Ответная реплика Шатёркиной была сказана также без всяких эмоций:

– Ваша честь, не надо сравнивать меня со средневековыми натурщицами, которые явно не отличались высокими нравственными качествами и которые явно позировали Тициану и Рафаэлю за соответствующую плату. К тому же, они прекрасно знали, что их изображения будут использоваться публично. Я же согласия на демонстрацию своего изображения никому не давала.

– Виолетта Васильевна! – не удержался Пятиалтынный и вскочил со скамьи. – Что вы говорите?! Это же ложь! Вы же и в Интернете хотели разместить нашу… то есть вашу… – Художник в растерянности не мог подобрать слово, – то есть эту… мою телопись!

Хорьков только посмеивался про себя над мечущимся ответчиком, предвкушая скорую расправу.

Наконец, в дело вступила тяжёлая артиллерия – матёрый Анциферов. Он провёл многозначительно ладонью по своей гладко причёсанной шевелюре и выдал тираду:

– Ваша честь! Что, вообще, мы тут рассматриваем? Ни одна экспертиза не докажет что на этой фотографии изображена гражданка Шатёркина. На этой репродукции из журнала изображена разрисованная спина, по сути, неизвестной нам женщины и её ягодицы, на которых изображены лилии.

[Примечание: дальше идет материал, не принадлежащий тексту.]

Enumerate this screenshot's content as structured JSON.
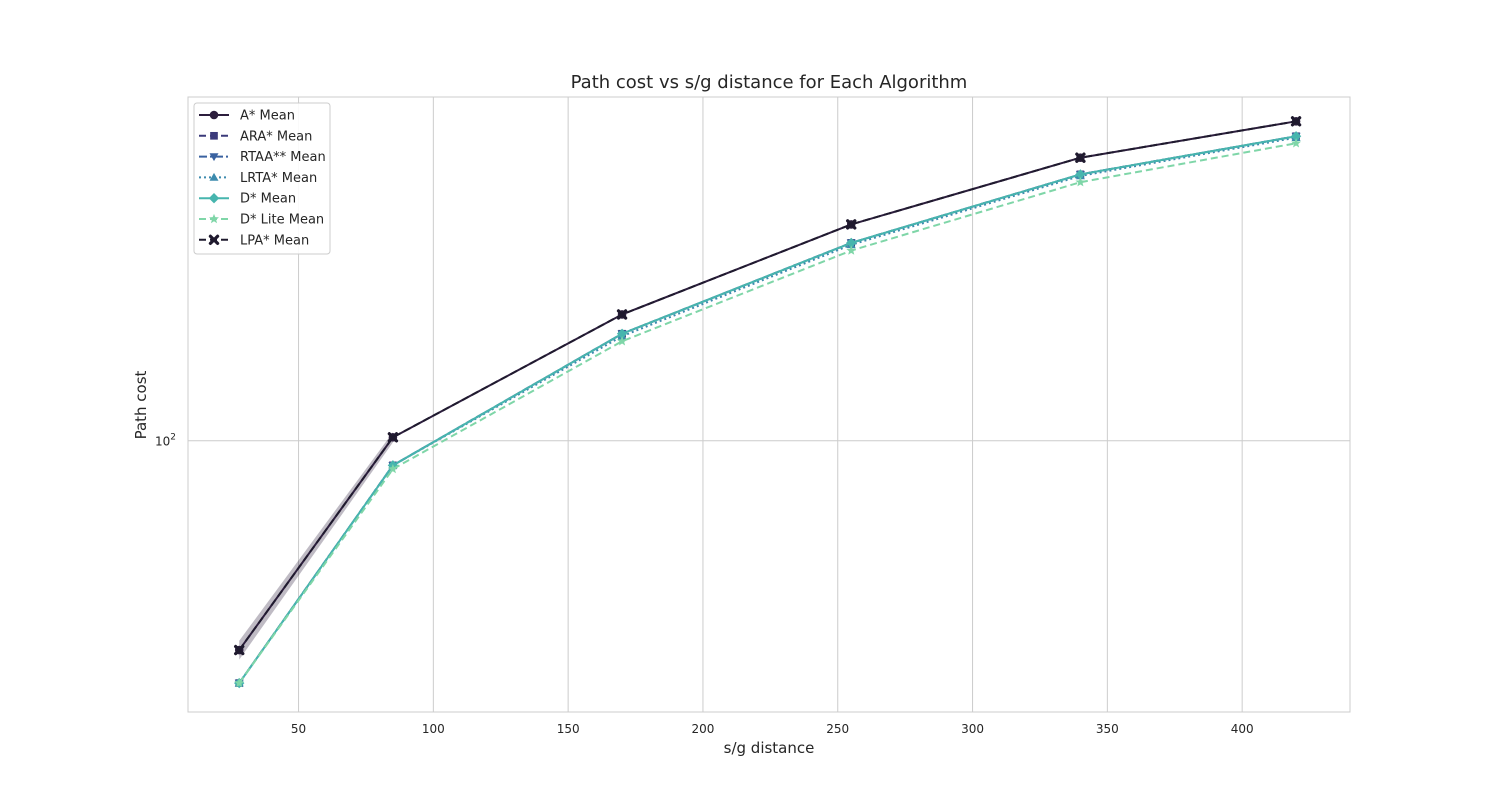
{
  "chart_data": {
    "type": "line",
    "title": "Path cost vs s/g distance for Each Algorithm",
    "xlabel": "s/g distance",
    "ylabel": "Path cost",
    "xlim": [
      9,
      440
    ],
    "ylim": [
      45,
      275
    ],
    "yscale": "log",
    "grid": true,
    "legend_position": "top-left",
    "x_ticks": [
      50,
      100,
      150,
      200,
      250,
      300,
      350,
      400
    ],
    "x_tick_labels": [
      "50",
      "100",
      "150",
      "200",
      "250",
      "300",
      "350",
      "400"
    ],
    "y_ticks": [
      100
    ],
    "y_tick_base": "10",
    "y_tick_exponent": "2",
    "x": [
      28,
      85,
      170,
      255,
      340,
      420
    ],
    "series": [
      {
        "name": "A* Mean",
        "values": [
          54,
          101,
          145,
          189,
          230,
          256
        ],
        "color": "#2c1e3d",
        "dash": "solid",
        "marker": "circle",
        "band": [
          [
            52.5,
            55.5
          ],
          [
            99.5,
            102.5
          ]
        ]
      },
      {
        "name": "ARA* Mean",
        "values": [
          49,
          93,
          137,
          179,
          219,
          245
        ],
        "color": "#3b3a7a",
        "dash": "dashed",
        "marker": "square"
      },
      {
        "name": "RTAA** Mean",
        "values": [
          49,
          93,
          137,
          179,
          219,
          245
        ],
        "color": "#3a62a0",
        "dash": "dashdot",
        "marker": "triangle-down"
      },
      {
        "name": "LRTA* Mean",
        "values": [
          49,
          93,
          136,
          178,
          218,
          244
        ],
        "color": "#3d8bae",
        "dash": "dotted",
        "marker": "triangle-up"
      },
      {
        "name": "D* Mean",
        "values": [
          49,
          93,
          137,
          179,
          219,
          245
        ],
        "color": "#47b5ae",
        "dash": "solid",
        "marker": "diamond"
      },
      {
        "name": "D* Lite Mean",
        "values": [
          49,
          92,
          134,
          175,
          214,
          240
        ],
        "color": "#7fd6a8",
        "dash": "dashed",
        "marker": "star"
      },
      {
        "name": "LPA* Mean",
        "values": [
          54,
          101,
          145,
          189,
          230,
          256
        ],
        "color": "#1f1a2e",
        "dash": "dashed",
        "marker": "x"
      }
    ]
  }
}
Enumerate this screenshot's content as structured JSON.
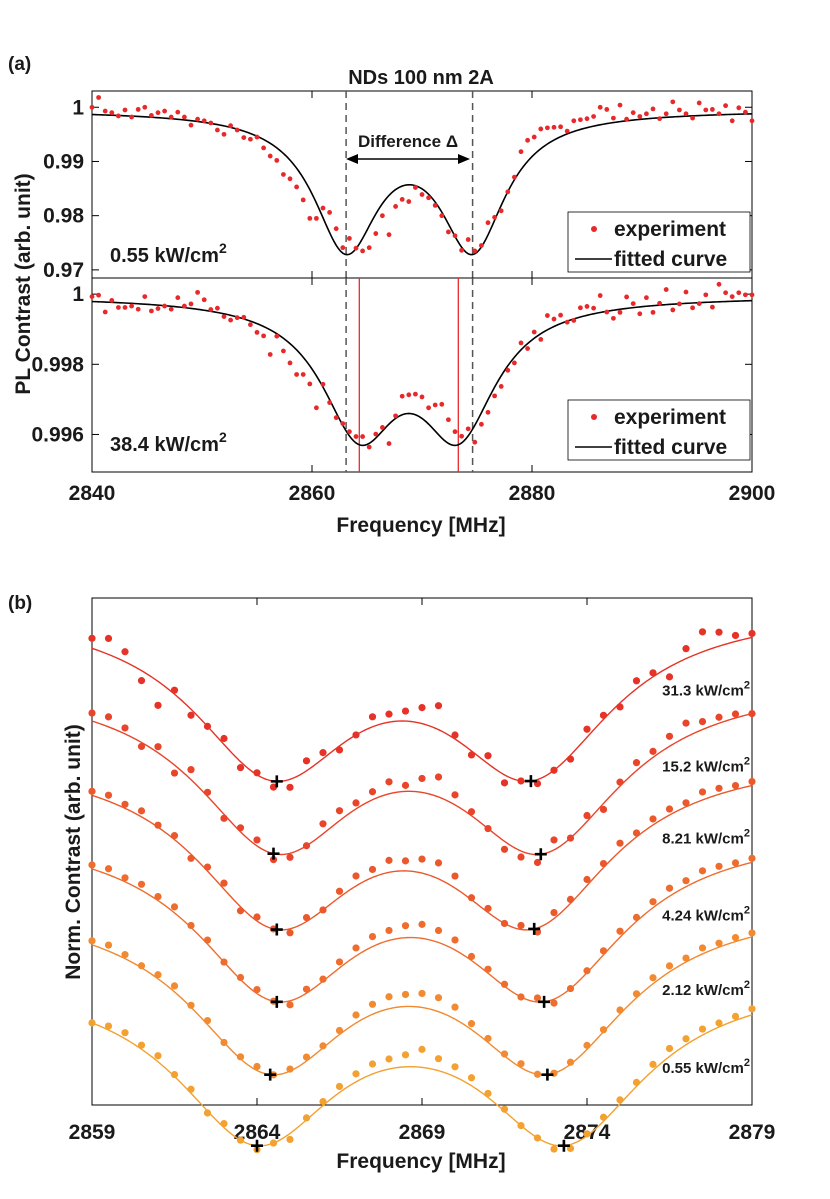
{
  "chart_data": [
    {
      "panel": "a",
      "panel_label": "(a)",
      "type": "scatter",
      "title": "NDs 100 nm 2A",
      "xlabel": "Frequency [MHz]",
      "ylabel": "PL Contrast (arb. unit)",
      "xlim": [
        2840,
        2900
      ],
      "xticks": [
        "2840",
        "2860",
        "2880",
        "2900"
      ],
      "annotation": "Difference Δ",
      "legend": [
        "experiment",
        "fitted curve"
      ],
      "dashed_lines_x": [
        2863.1,
        2874.6
      ],
      "colors": {
        "points": "#e8292b",
        "fit": "#000000",
        "markers_red": "#e8292b",
        "dashed": "#555555"
      },
      "subplots": [
        {
          "power_label": "0.55 kW/cm",
          "power_sup": "2",
          "ylim": [
            0.9685,
            1.003
          ],
          "yticks": [
            "0.97",
            "0.98",
            "0.99",
            "1"
          ],
          "fit": {
            "base": 0.9995,
            "dips": [
              {
                "center": 2863.1,
                "gamma": 3.6,
                "depth": 0.0245
              },
              {
                "center": 2874.6,
                "gamma": 3.6,
                "depth": 0.0245
              }
            ]
          },
          "points_x": [
            2840,
            2840.6,
            2841.2,
            2841.8,
            2842.4,
            2843,
            2843.6,
            2844.2,
            2844.8,
            2845.4,
            2846,
            2846.6,
            2847.2,
            2847.8,
            2848.4,
            2849,
            2849.6,
            2850.2,
            2850.8,
            2851.4,
            2852,
            2852.6,
            2853.2,
            2853.8,
            2854.4,
            2855,
            2855.6,
            2856.2,
            2856.8,
            2857.4,
            2858,
            2858.6,
            2859.2,
            2859.8,
            2860.4,
            2861,
            2861.6,
            2862.2,
            2862.8,
            2863.4,
            2864,
            2864.6,
            2865.2,
            2865.8,
            2866.4,
            2867,
            2867.6,
            2868.2,
            2868.8,
            2869.4,
            2870,
            2870.6,
            2871.2,
            2871.8,
            2872.4,
            2873,
            2873.6,
            2874.2,
            2874.8,
            2875.4,
            2876,
            2876.6,
            2877.2,
            2877.8,
            2878.4,
            2879,
            2879.6,
            2880.2,
            2880.8,
            2881.4,
            2882,
            2882.6,
            2883.2,
            2883.8,
            2884.4,
            2885,
            2885.6,
            2886.2,
            2886.8,
            2887.4,
            2888,
            2888.6,
            2889.2,
            2889.8,
            2890.4,
            2891,
            2891.6,
            2892.2,
            2892.8,
            2893.4,
            2894,
            2894.6,
            2895.2,
            2895.8,
            2896.4,
            2897,
            2897.6,
            2898.2,
            2898.8,
            2899.4,
            2900
          ],
          "points_y": [
            1.0,
            1.0018,
            0.9993,
            0.999,
            0.9984,
            0.9995,
            0.9982,
            0.9996,
            1.0,
            0.9985,
            0.999,
            0.9993,
            0.9982,
            0.9991,
            0.9982,
            0.9967,
            0.9978,
            0.9975,
            0.9971,
            0.9958,
            0.995,
            0.9966,
            0.9958,
            0.9944,
            0.9941,
            0.9945,
            0.9925,
            0.991,
            0.9902,
            0.9876,
            0.9868,
            0.9853,
            0.9829,
            0.9795,
            0.9795,
            0.9814,
            0.9806,
            0.9776,
            0.9741,
            0.9758,
            0.974,
            0.9735,
            0.9741,
            0.9767,
            0.98,
            0.9765,
            0.9817,
            0.983,
            0.9826,
            0.9852,
            0.9839,
            0.9833,
            0.9819,
            0.98,
            0.977,
            0.9763,
            0.9736,
            0.9756,
            0.9735,
            0.9745,
            0.9787,
            0.9797,
            0.9809,
            0.9844,
            0.9871,
            0.9918,
            0.9939,
            0.9945,
            0.996,
            0.9962,
            0.9963,
            0.9964,
            0.9956,
            0.9975,
            0.9977,
            0.9979,
            0.9983,
            1.0,
            0.9996,
            0.998,
            1.0004,
            0.9978,
            0.999,
            0.9983,
            0.9988,
            0.9997,
            0.9979,
            0.9988,
            1.001,
            0.9995,
            0.9988,
            0.998,
            1.0008,
            0.9995,
            0.9996,
            0.9988,
            1.0003,
            0.9975,
            0.9999,
            0.9991,
            0.9975,
            1.0034
          ]
        },
        {
          "power_label": "38.4 kW/cm",
          "power_sup": "2",
          "ylim": [
            0.99493,
            1.00046
          ],
          "yticks": [
            "0.996",
            "0.998",
            "1"
          ],
          "red_lines_x": [
            2864.3,
            2873.3
          ],
          "fit": {
            "base": 0.99995,
            "dips": [
              {
                "center": 2864.3,
                "gamma": 4.2,
                "depth": 0.0036
              },
              {
                "center": 2873.3,
                "gamma": 4.2,
                "depth": 0.0036
              }
            ]
          },
          "points_x": [
            2840,
            2840.6,
            2841.2,
            2841.8,
            2842.4,
            2843,
            2843.6,
            2844.2,
            2844.8,
            2845.4,
            2846,
            2846.6,
            2847.2,
            2847.8,
            2848.4,
            2849,
            2849.6,
            2850.2,
            2850.8,
            2851.4,
            2852,
            2852.6,
            2853.2,
            2853.8,
            2854.4,
            2855,
            2855.6,
            2856.2,
            2856.8,
            2857.4,
            2858,
            2858.6,
            2859.2,
            2859.8,
            2860.4,
            2861,
            2861.6,
            2862.2,
            2862.8,
            2863.4,
            2864,
            2864.6,
            2865.2,
            2865.8,
            2866.4,
            2867,
            2867.6,
            2868.2,
            2868.8,
            2869.4,
            2870,
            2870.6,
            2871.2,
            2871.8,
            2872.4,
            2873,
            2873.6,
            2874.2,
            2874.8,
            2875.4,
            2876,
            2876.6,
            2877.2,
            2877.8,
            2878.4,
            2879,
            2879.6,
            2880.2,
            2880.8,
            2881.4,
            2882,
            2882.6,
            2883.2,
            2883.8,
            2884.4,
            2885,
            2885.6,
            2886.2,
            2886.8,
            2887.4,
            2888,
            2888.6,
            2889.2,
            2889.8,
            2890.4,
            2891,
            2891.6,
            2892.2,
            2892.8,
            2893.4,
            2894,
            2894.6,
            2895.2,
            2895.8,
            2896.4,
            2897,
            2897.6,
            2898.2,
            2898.8,
            2899.4,
            2900
          ],
          "points_y": [
            0.99993,
            0.99997,
            0.99949,
            0.99982,
            0.99962,
            0.99962,
            0.99966,
            0.99957,
            0.99993,
            0.99952,
            0.99959,
            0.99966,
            0.99957,
            0.9999,
            0.99966,
            0.99972,
            1.00005,
            0.99984,
            0.99956,
            0.9996,
            0.99936,
            0.99926,
            0.99933,
            0.99934,
            0.99913,
            0.99891,
            0.99881,
            0.99828,
            0.9988,
            0.99838,
            0.99804,
            0.99771,
            0.99771,
            0.99744,
            0.99676,
            0.99743,
            0.99691,
            0.99648,
            0.99631,
            0.99608,
            0.99594,
            0.99594,
            0.99564,
            0.99601,
            0.9962,
            0.99574,
            0.99653,
            0.99709,
            0.99713,
            0.99715,
            0.99707,
            0.99676,
            0.99684,
            0.99686,
            0.99642,
            0.99608,
            0.99595,
            0.99616,
            0.99578,
            0.99629,
            0.99663,
            0.9971,
            0.99737,
            0.99783,
            0.99804,
            0.99861,
            0.99845,
            0.99892,
            0.99871,
            0.99939,
            0.99929,
            0.9994,
            0.9992,
            0.99925,
            0.99961,
            0.99965,
            0.9996,
            0.99996,
            0.99949,
            0.99931,
            0.99948,
            0.99992,
            0.99973,
            0.99944,
            0.9999,
            0.99948,
            0.99974,
            1.00013,
            0.99955,
            0.99972,
            1.00006,
            0.99961,
            0.99973,
            0.99998,
            0.99963,
            1.00028,
            1.00004,
            0.99993,
            1.00004,
            0.99998,
            0.99998,
            1.00013
          ]
        }
      ]
    },
    {
      "panel": "b",
      "panel_label": "(b)",
      "type": "scatter",
      "xlabel": "Frequency [MHz]",
      "ylabel": "Norm. Contrast (arb. unit)",
      "xlim": [
        2859,
        2879
      ],
      "xticks": [
        "2859",
        "2864",
        "2869",
        "2874",
        "2879"
      ],
      "unit_sup": "2",
      "series": [
        {
          "label": "31.3 kW/cm",
          "color": "#e63227",
          "offset": 0,
          "fit": {
            "base": 1.0,
            "c1": 2864.5,
            "c2": 2872.3,
            "gamma": 3.0,
            "depth": 0.78
          },
          "minima_x": [
            2864.6,
            2872.3
          ]
        },
        {
          "label": "15.2 kW/cm",
          "color": "#e9452a",
          "offset": 0.37,
          "fit": {
            "base": 1.0,
            "c1": 2864.6,
            "c2": 2872.6,
            "gamma": 3.0,
            "depth": 0.78
          },
          "minima_x": [
            2864.5,
            2872.6
          ]
        },
        {
          "label": "8.21 kW/cm",
          "color": "#eb582c",
          "offset": 0.74,
          "fit": {
            "base": 1.0,
            "c1": 2864.6,
            "c2": 2872.3,
            "gamma": 3.0,
            "depth": 0.78
          },
          "minima_x": [
            2864.6,
            2872.4
          ]
        },
        {
          "label": "4.24 kW/cm",
          "color": "#ee6d2e",
          "offset": 1.11,
          "fit": {
            "base": 1.0,
            "c1": 2864.6,
            "c2": 2872.7,
            "gamma": 3.0,
            "depth": 0.78
          },
          "minima_x": [
            2864.6,
            2872.7
          ]
        },
        {
          "label": "2.12 kW/cm",
          "color": "#f18a30",
          "offset": 1.48,
          "fit": {
            "base": 1.0,
            "c1": 2864.4,
            "c2": 2872.8,
            "gamma": 3.0,
            "depth": 0.78
          },
          "minima_x": [
            2864.4,
            2872.8
          ]
        },
        {
          "label": "0.55 kW/cm",
          "color": "#f3a130",
          "offset": 1.85,
          "fit": {
            "base": 1.0,
            "c1": 2864.0,
            "c2": 2873.3,
            "gamma": 3.0,
            "depth": 0.78
          },
          "minima_x": [
            2864.0,
            2873.3
          ]
        }
      ],
      "points_x": [
        2859,
        2859.5,
        2860,
        2860.5,
        2861,
        2861.5,
        2862,
        2862.5,
        2863,
        2863.5,
        2864,
        2864.5,
        2865,
        2865.5,
        2866,
        2866.5,
        2867,
        2867.5,
        2868,
        2868.5,
        2869,
        2869.5,
        2870,
        2870.5,
        2871,
        2871.5,
        2872,
        2872.5,
        2873,
        2873.5,
        2874,
        2874.5,
        2875,
        2875.5,
        2876,
        2876.5,
        2877,
        2877.5,
        2878,
        2878.5,
        2879
      ],
      "points_resid": [
        [
          0.05,
          0.08,
          0.05,
          -0.05,
          -0.12,
          0.02,
          -0.03,
          0.0,
          0.03,
          -0.03,
          0.01,
          -0.03,
          -0.04,
          0.05,
          0.03,
          -0.02,
          0.0,
          0.05,
          0.04,
          0.05,
          0.08,
          0.12,
          0.02,
          -0.02,
          0.04,
          -0.04,
          0.0,
          -0.02,
          0.0,
          -0.02,
          0.04,
          0.02,
          -0.02,
          0.04,
          0.02,
          -0.05,
          0.05,
          0.1,
          0.07,
          0.03,
          0.02
        ],
        [
          0.04,
          0.05,
          0.03,
          -0.02,
          0.03,
          -0.04,
          0.05,
          0.02,
          -0.02,
          0.02,
          0.03,
          -0.03,
          -0.02,
          0.0,
          0.05,
          0.05,
          0.03,
          0.04,
          0.06,
          0.03,
          0.07,
          0.1,
          0.05,
          0.02,
          0.0,
          -0.04,
          -0.03,
          -0.04,
          0.05,
          0.0,
          0.03,
          -0.03,
          0.02,
          0.04,
          0.03,
          0.05,
          0.07,
          0.04,
          0.03,
          0.02,
          0.0
        ],
        [
          0.02,
          0.03,
          0.02,
          0.03,
          0.01,
          0.02,
          -0.02,
          0.02,
          0.03,
          -0.02,
          0.02,
          0.0,
          -0.02,
          0.02,
          0.0,
          0.03,
          0.05,
          0.04,
          0.06,
          0.05,
          0.07,
          0.08,
          0.06,
          0.01,
          0.02,
          0.0,
          0.02,
          -0.02,
          0.03,
          0.02,
          0.03,
          0.02,
          0.04,
          0.02,
          0.03,
          0.03,
          0.02,
          0.04,
          0.03,
          0.02,
          0.02
        ],
        [
          0.02,
          0.03,
          0.02,
          0.03,
          0.02,
          0.03,
          0.01,
          0.02,
          0.0,
          0.01,
          0.02,
          0.0,
          -0.02,
          0.02,
          0.01,
          0.03,
          0.04,
          0.05,
          0.05,
          0.06,
          0.07,
          0.06,
          0.05,
          0.02,
          0.02,
          0.01,
          0.0,
          0.02,
          -0.02,
          0.0,
          0.01,
          0.02,
          0.03,
          0.02,
          0.03,
          0.04,
          0.03,
          0.04,
          0.03,
          0.02,
          0.02
        ],
        [
          0.02,
          0.03,
          0.02,
          0.01,
          0.02,
          0.03,
          0.01,
          0.02,
          0.0,
          0.01,
          0.02,
          0.0,
          0.01,
          0.02,
          0.01,
          0.02,
          0.04,
          0.05,
          0.06,
          0.06,
          0.07,
          0.07,
          0.06,
          0.03,
          0.02,
          0.01,
          0.02,
          0.0,
          0.0,
          0.01,
          0.02,
          0.01,
          0.02,
          0.02,
          0.03,
          0.03,
          0.02,
          0.03,
          0.02,
          0.02,
          0.02
        ],
        [
          0.0,
          0.02,
          0.03,
          0.02,
          0.03,
          0.01,
          0.02,
          -0.01,
          0.02,
          0.0,
          -0.02,
          0.0,
          -0.03,
          0.01,
          0.02,
          0.03,
          0.04,
          0.05,
          0.05,
          0.06,
          0.09,
          0.06,
          0.05,
          0.04,
          0.02,
          0.01,
          0.0,
          0.0,
          -0.02,
          -0.02,
          0.01,
          0.02,
          0.02,
          0.02,
          0.03,
          0.04,
          0.03,
          0.03,
          0.02,
          0.02,
          0.03
        ]
      ]
    }
  ]
}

Кому принадлежит эта спина и ягодицы, не знает никто, кроме двух человек: самой натурщицы и художника, который на ней рисовал. Посмотрите: лица на этом изображении не видно. Значит, идентифицирующих признаков личности человека – а это может быть только лицо – нет. Хорошо, мы могли бы отличить человека по родинкам, по шрамам – но тут и их нет! Если бы таковые были, мы бы попытались найти аналогичные на теле истицы, и тогда попытаться установить личность Шатёркиной хотя бы по этим признакам! Но мы ничего тут не видим! Зритель, посмотревший на это фото, при всём своём богатом воображении не сможет определить, чья это спина и ягодицы. Тем более, всё внимание сосредотачивается на рисунках лилий. Таким образом, мы не можем идентифицировать изображение спины и ягодиц именно с Шатёркиной, а, следовательно, это изображение никак не может умолять ни чести и достоинства Шатёркиной, ни шокировать её родственников, ни общественность нашего Замухрайска.

Хорьков безучастно листал толстое дело, секретарь торопливо писала протокол, Пятиалтынный уже не слышал ничего, находясь в полной прострации, и только Шатёркина с каким-то злым любопытством смотрела на Анциферова.

«Ага! Попал!» – сказал про себя Анциферов, окрылился и ярко закончил речь:

– Честно говоря, фотография спины и ягодиц не является интимной фотографией, так как самые интимные части тела там не изображены. Что касается ягодиц, то сейчас даже в общественных местах купальники молодых женщин как раз показывают эту часть тела. Вы догадываетесь, ваша честь, что я говорю о бикини, состоящем из двух шнурков!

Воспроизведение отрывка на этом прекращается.